Hashes to Insights: How a Simple Script Reveals Critical Password Vulnerabilities


I often need to analyze or audit (cracked) password hashes to understand password patterns in an organization as part of a regular password audit - you may also prefer the word "reverse engineer" 

Today, I want to share a simple PowerShell approach that can help you quickly identify both long passwords and duplicates in your hash dumps.

The Core Concept

When you have a "pot file" (the output file from password cracking tools), you'll want to extract meaningful security insights. This process is surprisingly straightforward with PowerShell.

Here's the essence of how it works:

# Read the hash:password file
$fileContent = Get-Content -Path "output.txt"

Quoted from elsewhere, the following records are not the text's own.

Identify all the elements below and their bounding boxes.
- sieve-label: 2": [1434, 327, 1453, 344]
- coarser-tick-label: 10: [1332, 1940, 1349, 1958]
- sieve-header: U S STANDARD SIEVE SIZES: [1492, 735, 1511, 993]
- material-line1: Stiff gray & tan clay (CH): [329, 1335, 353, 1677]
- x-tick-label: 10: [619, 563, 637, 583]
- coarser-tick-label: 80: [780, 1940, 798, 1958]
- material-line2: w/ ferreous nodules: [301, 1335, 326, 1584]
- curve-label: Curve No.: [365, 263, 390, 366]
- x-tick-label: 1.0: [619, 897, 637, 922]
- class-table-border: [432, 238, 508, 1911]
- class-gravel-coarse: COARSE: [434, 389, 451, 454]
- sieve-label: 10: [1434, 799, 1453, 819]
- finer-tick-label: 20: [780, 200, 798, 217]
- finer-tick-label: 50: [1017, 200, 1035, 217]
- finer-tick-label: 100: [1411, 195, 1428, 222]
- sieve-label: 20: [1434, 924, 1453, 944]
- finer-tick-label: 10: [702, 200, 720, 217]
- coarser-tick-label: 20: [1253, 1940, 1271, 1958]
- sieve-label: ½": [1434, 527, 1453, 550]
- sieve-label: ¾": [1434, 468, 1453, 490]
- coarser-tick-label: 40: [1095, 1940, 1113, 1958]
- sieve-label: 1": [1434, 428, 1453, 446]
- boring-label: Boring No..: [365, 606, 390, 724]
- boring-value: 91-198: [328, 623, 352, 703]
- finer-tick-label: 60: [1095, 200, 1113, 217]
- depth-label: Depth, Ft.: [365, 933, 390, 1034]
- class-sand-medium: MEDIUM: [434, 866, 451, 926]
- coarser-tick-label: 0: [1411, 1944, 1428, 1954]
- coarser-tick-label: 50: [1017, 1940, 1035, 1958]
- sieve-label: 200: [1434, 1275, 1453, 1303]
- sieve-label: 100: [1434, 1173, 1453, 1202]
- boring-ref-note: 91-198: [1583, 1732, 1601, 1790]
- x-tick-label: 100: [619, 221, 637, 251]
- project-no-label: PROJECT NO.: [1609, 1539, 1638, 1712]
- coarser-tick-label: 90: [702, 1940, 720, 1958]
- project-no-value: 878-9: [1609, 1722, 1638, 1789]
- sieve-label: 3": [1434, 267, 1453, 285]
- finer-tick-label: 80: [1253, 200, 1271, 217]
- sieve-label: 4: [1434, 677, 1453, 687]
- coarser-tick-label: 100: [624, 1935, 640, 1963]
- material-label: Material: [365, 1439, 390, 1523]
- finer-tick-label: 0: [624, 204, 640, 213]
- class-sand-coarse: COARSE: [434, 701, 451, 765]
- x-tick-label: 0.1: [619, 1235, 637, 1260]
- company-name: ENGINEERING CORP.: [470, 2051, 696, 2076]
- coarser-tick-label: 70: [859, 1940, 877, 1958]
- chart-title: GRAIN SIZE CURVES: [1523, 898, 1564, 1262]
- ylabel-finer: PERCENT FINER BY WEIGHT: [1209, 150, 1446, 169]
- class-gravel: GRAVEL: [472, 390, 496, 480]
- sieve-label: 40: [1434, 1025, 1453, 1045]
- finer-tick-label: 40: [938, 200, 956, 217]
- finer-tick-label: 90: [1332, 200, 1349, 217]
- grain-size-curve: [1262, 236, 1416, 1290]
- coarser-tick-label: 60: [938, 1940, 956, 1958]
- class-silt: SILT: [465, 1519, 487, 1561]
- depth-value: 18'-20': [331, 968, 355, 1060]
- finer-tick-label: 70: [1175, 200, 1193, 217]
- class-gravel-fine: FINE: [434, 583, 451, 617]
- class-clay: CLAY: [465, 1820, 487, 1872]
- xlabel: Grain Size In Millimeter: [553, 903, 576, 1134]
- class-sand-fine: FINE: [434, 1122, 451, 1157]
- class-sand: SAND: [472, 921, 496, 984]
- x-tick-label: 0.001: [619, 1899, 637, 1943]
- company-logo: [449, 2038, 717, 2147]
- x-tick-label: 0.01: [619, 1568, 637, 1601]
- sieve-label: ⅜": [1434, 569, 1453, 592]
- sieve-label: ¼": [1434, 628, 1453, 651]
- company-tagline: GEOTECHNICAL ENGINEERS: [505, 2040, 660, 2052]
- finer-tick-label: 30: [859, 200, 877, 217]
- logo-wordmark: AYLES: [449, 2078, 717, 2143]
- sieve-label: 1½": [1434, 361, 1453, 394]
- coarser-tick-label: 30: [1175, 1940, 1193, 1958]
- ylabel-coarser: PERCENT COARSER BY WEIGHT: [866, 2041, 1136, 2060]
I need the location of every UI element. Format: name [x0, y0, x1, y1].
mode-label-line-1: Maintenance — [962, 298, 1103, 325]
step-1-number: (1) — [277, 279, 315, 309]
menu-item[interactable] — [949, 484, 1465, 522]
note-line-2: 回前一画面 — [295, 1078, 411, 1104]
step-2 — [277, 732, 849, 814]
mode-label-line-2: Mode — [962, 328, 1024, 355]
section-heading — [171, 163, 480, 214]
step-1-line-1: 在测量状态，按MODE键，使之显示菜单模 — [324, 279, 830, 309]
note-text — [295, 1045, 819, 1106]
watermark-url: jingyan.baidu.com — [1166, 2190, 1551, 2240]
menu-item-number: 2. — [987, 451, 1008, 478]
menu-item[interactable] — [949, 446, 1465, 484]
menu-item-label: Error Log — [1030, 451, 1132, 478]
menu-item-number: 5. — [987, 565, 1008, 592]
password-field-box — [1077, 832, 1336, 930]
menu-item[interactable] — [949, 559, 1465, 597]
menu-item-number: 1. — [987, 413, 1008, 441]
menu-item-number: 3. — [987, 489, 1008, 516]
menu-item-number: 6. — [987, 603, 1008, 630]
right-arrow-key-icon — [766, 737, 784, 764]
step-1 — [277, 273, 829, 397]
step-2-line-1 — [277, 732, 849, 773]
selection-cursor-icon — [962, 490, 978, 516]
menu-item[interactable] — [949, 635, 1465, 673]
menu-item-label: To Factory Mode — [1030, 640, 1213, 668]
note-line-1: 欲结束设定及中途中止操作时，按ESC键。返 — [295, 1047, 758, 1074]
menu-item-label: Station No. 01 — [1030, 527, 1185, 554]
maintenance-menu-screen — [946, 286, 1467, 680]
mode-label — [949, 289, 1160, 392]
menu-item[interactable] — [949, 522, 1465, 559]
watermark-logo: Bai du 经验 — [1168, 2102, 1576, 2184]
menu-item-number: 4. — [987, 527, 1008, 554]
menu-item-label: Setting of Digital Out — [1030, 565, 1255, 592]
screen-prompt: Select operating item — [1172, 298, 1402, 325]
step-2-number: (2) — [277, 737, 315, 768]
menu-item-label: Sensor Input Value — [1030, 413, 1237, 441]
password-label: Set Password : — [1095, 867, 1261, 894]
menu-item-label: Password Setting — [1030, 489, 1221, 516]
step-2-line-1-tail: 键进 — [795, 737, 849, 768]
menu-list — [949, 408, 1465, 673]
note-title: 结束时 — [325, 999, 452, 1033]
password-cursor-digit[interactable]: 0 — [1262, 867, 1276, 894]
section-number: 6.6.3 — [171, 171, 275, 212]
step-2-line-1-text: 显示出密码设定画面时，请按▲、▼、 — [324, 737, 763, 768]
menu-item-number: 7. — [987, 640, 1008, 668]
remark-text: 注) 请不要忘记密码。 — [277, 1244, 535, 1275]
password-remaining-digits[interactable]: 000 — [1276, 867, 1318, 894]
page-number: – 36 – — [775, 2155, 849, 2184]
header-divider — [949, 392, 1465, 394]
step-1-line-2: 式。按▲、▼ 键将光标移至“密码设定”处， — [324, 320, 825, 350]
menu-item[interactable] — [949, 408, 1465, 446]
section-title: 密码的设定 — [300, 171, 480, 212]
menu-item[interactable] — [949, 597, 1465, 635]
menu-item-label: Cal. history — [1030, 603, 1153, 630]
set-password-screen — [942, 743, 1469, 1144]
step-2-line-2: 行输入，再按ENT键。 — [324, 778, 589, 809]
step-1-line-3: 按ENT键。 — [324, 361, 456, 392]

# Extract and analyze passwords
$allPasswords = @()
$passwordCounts = @{}

foreach ($line in $fileContent) {
    if ($line -match ":") {
        $parts = $line -split ":", 2
        $hash = $parts[0]
        $password = $parts[1]
        
        # Store password information
        $allPasswords += [PSCustomObject]@{
            Password = $password
            Length = $password.Length
        }
        
        # Count occurrences for duplicate detection
        if ($passwordCounts.ContainsKey($password)) {
            $passwordCounts[$password]++
        } else {
            $passwordCounts[$password] = 1
        }
    }
}

# Find passwords with 15+ characters
$longPasswords = $allPasswords | Where-Object { $_.Length -ge 15 }

# Find duplicate passwords
$duplicatePasswords = $passwordCounts.GetEnumerator() | 
                      Where-Object { $_.Value -gt 1 } | 
                      ForEach-Object { $_.Key }

This gives you the essential information you need which passwords meet your length requirements and which ones are being reused.

Beyond the Code: Security Insights

When analyzing passwords, I've discovered some important counter-intuitive patterns:

Don't ignore shorter passwords during your analysis! Even if they're from disabled accounts, they reveal valuable pattern insights. I've noticed that when organizations increase password complexity requirements, users often respond predictably.

For example, if someone uses "lavender" and then is required to create a longer password, they'll commonly just duplicate it to "lavenderlavender". Similarly, when special characters are required, users typically add "1" or "!" at the end.

The lesson? Simply making passwords longer or adding complexity requirements doesn't necessarily improve security in practice.

Output Files

You get a folder that outputs the format into valid file names for later processing as you can see below:

The password summary file will inform you as to the statics of the "audit" as below:

=============== PASSWORD ANALYSIS SUMMARY ===============
Date/Time of Analysis: 05/09/2025 08:05:53
File Analyzed: C:\Quarantine\hashcat-export-filter\Valid Password on Policy\output.txt

GENERAL STATISTICS:
- Total entries analyzed: 11628
- Unique passwords found: 4023
- Average password length: 12.79 characters
- Shortest password: 8 characters
- Longest password: 25 characters

SECURITY FINDINGS:
- Passwords ≥ 15 characters: 6243 (53.74%)
- Duplicate passwords: 3300 (82.03% of unique passwords)
- Total duplicated entries: 7593 (65.37% of all entries)

RECOMMENDATION:
- Consider enforcing minimum length of 15 characters for all passwords
- Review and address duplicate passwords to reduce security risks

Better Authentication Recommendations

After conducting password audits, I strongly recommend:

  • Consider password less authentication or passkeys
  • Implement hardware security like FIDO2
  • Add biometric factors for sensitive accounts

Phishing-resistant authentication factors are vastly superior to traditional passwords, no matter how complex your password policy is.

While I have more detailed scripts for comprehensive password analysis, this snippet gives you the core functionality to get started analyzing your organization's password hygiene today.